Becoming the first Canadian university to embrace Bitcoin, Simon Fraser University or SFU has announced that it will now take donations in digital currency as a part of its aim to promote the new technologies. Founded in 1965, the British Columbia-based university has enrolled more than 35,000 students and counted as one of the top universities in the world.
Showing his happiness about the decision Simon Fraser Bitcoin Club president Mike Yeung said that SFU is looking to be really innovative and really edgy, and Bitcoin is one of those things that is perfect for that. Mike Yeung together with SFU alumnus Scott Nelson provided the first Bitcoin donation to the school.
According to the duo Bitcoin is a way for the university to bolster its perception as a forward-thinking institution. So far, Simon Fraser University has received a $6,000 donation in Bitcoin which is first in its sort as it makes it the first Canadian post-secondary school to accept donations in the digital currency.
SFU alumnus Scott Nelson and Simon Fraser say that they are embracing Bitcoin because it is innovative, open source, entrepreneurial and fits well with SFU’s mission to engage the world. There are several benefits accepting Bitcoin and according to Yeung the digital currency can be molded in ways that can benefit people in every part of the globe and every segment of society in many ways.
Donated Bitcoin to Be Used for Humanitarian Co-Op Project
The announcement says that SFU students Laurie Macpherson and Lauren Shandley will use the donation for their humanitarian co-op project. The duo is going to Kolkata, India, where they will spend the fall term working for Destiny Reflection, a social enterprise that empowers victims of human trafficking.

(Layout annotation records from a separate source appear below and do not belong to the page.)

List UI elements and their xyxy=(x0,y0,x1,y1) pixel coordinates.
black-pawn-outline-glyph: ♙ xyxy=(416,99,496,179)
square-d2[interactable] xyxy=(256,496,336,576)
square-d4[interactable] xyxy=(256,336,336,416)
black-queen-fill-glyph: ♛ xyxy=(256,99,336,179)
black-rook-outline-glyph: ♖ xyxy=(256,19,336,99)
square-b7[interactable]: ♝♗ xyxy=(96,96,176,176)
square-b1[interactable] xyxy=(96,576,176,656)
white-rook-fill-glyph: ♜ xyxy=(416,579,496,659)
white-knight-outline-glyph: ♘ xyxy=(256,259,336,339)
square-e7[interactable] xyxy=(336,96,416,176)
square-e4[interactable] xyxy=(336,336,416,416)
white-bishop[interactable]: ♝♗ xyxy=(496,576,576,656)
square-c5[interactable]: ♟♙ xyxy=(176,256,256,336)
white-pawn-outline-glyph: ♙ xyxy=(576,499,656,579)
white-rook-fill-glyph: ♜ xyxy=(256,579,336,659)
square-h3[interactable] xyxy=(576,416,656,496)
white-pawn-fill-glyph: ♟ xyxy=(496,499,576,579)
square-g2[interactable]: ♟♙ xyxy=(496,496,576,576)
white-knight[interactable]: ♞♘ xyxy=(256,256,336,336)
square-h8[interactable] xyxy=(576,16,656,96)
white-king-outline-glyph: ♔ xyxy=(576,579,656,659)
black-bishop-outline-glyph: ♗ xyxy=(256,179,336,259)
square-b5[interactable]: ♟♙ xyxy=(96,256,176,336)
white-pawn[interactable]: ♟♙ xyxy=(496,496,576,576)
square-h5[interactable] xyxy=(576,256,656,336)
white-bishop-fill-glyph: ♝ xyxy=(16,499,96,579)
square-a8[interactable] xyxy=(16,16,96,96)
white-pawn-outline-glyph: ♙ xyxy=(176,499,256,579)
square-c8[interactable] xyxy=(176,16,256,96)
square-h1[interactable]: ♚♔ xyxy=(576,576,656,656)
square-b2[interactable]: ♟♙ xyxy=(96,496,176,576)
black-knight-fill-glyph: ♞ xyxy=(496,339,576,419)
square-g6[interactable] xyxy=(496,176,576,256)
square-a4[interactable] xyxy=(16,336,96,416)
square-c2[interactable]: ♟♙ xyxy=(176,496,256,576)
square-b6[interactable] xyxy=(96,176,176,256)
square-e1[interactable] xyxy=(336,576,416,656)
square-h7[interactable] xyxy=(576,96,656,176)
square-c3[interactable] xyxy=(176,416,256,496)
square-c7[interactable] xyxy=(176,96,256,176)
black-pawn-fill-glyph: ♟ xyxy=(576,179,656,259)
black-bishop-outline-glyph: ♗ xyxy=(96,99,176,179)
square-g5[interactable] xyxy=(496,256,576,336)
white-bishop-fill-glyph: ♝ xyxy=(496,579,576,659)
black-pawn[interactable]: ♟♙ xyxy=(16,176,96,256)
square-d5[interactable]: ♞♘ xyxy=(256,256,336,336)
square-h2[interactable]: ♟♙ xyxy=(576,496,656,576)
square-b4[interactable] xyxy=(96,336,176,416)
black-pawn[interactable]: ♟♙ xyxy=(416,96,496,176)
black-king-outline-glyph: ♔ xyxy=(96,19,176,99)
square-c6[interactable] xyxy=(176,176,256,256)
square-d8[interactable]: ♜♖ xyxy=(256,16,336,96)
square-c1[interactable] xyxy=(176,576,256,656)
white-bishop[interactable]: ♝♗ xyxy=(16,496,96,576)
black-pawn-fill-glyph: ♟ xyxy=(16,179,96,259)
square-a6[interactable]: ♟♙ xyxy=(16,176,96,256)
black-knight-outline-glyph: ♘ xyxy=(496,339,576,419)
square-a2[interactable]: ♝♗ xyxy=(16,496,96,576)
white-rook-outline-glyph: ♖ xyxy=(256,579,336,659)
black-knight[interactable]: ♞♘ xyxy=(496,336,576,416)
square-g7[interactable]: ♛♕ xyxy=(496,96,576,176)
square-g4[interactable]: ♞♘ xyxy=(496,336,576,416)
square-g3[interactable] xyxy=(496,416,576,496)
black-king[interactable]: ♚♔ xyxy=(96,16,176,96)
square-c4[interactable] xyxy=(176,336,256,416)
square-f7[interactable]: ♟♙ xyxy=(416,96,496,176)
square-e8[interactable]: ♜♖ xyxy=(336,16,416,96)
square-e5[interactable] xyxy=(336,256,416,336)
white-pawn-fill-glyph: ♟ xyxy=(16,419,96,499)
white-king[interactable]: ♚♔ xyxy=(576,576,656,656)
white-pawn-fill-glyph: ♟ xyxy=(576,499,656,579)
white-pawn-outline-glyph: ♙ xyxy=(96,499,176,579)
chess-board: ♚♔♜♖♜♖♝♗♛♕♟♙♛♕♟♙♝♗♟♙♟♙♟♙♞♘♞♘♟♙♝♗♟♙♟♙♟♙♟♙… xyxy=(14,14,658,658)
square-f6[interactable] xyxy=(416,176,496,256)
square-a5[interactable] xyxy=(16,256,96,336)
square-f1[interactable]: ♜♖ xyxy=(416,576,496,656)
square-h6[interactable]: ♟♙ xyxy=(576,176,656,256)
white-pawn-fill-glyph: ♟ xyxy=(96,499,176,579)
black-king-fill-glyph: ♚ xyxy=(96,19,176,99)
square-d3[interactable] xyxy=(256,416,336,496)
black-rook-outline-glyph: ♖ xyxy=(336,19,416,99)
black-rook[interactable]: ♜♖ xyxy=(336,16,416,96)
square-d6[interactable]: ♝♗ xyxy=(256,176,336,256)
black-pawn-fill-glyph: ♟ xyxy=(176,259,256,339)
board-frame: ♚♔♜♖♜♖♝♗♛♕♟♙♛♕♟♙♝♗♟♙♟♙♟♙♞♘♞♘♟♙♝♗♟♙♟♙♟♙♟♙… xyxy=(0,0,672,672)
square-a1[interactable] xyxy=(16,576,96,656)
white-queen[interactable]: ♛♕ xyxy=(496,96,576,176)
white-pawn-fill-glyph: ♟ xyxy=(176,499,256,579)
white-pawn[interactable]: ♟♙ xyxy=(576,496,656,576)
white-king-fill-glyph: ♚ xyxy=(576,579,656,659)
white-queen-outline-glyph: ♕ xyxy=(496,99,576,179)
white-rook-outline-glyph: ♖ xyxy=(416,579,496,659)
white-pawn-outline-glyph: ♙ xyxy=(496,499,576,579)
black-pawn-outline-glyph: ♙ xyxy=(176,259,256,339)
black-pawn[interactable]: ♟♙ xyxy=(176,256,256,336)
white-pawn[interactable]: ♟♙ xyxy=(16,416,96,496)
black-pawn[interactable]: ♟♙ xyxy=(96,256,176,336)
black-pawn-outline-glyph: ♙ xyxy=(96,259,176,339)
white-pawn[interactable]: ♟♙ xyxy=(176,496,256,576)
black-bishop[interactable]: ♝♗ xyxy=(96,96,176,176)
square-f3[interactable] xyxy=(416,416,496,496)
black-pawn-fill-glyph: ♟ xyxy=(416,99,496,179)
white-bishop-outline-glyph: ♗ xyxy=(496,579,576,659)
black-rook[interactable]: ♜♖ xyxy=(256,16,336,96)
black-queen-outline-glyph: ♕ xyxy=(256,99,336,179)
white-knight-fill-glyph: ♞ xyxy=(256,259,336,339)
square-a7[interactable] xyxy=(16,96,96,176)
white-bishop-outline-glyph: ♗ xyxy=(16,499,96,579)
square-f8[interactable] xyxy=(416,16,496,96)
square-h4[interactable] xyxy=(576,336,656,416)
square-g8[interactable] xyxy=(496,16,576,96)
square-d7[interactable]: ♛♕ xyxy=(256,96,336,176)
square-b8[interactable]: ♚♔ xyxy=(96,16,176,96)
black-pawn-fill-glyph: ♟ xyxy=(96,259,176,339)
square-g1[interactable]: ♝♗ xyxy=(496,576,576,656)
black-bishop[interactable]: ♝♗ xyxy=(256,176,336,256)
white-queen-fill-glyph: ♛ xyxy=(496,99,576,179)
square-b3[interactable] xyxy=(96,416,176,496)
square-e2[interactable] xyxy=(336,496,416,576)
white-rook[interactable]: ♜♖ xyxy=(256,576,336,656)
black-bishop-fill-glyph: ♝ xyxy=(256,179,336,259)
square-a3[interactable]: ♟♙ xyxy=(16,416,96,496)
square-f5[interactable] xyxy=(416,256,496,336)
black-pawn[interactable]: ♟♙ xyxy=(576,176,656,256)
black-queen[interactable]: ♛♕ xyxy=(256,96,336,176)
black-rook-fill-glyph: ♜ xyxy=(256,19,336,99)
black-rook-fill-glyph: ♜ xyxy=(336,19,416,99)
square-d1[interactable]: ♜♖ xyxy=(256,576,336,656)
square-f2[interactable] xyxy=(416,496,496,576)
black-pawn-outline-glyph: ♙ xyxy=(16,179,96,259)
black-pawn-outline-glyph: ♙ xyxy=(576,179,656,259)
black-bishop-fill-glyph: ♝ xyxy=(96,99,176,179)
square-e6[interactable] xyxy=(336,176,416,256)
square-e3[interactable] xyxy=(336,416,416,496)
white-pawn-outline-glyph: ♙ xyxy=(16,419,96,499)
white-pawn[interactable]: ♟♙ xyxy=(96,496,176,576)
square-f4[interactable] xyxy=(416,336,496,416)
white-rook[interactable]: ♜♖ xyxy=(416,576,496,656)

Yeung informed the media that each SFU student gave one Bitcoin and if the current exchange rate is taken into consideration each student contributed nearly $550. According to him SFU students Laurie Macpherson and Lauren Shandley will look for somewhere to spend (the Bitcoin) in India.
According to Yeung the duo from SFU will see if they can use this as a talking point to different NGOs they will be talking with. He informed that the two students wanted the women to have some of the money kept as Bitcoin so they could document where they were able to use it in India.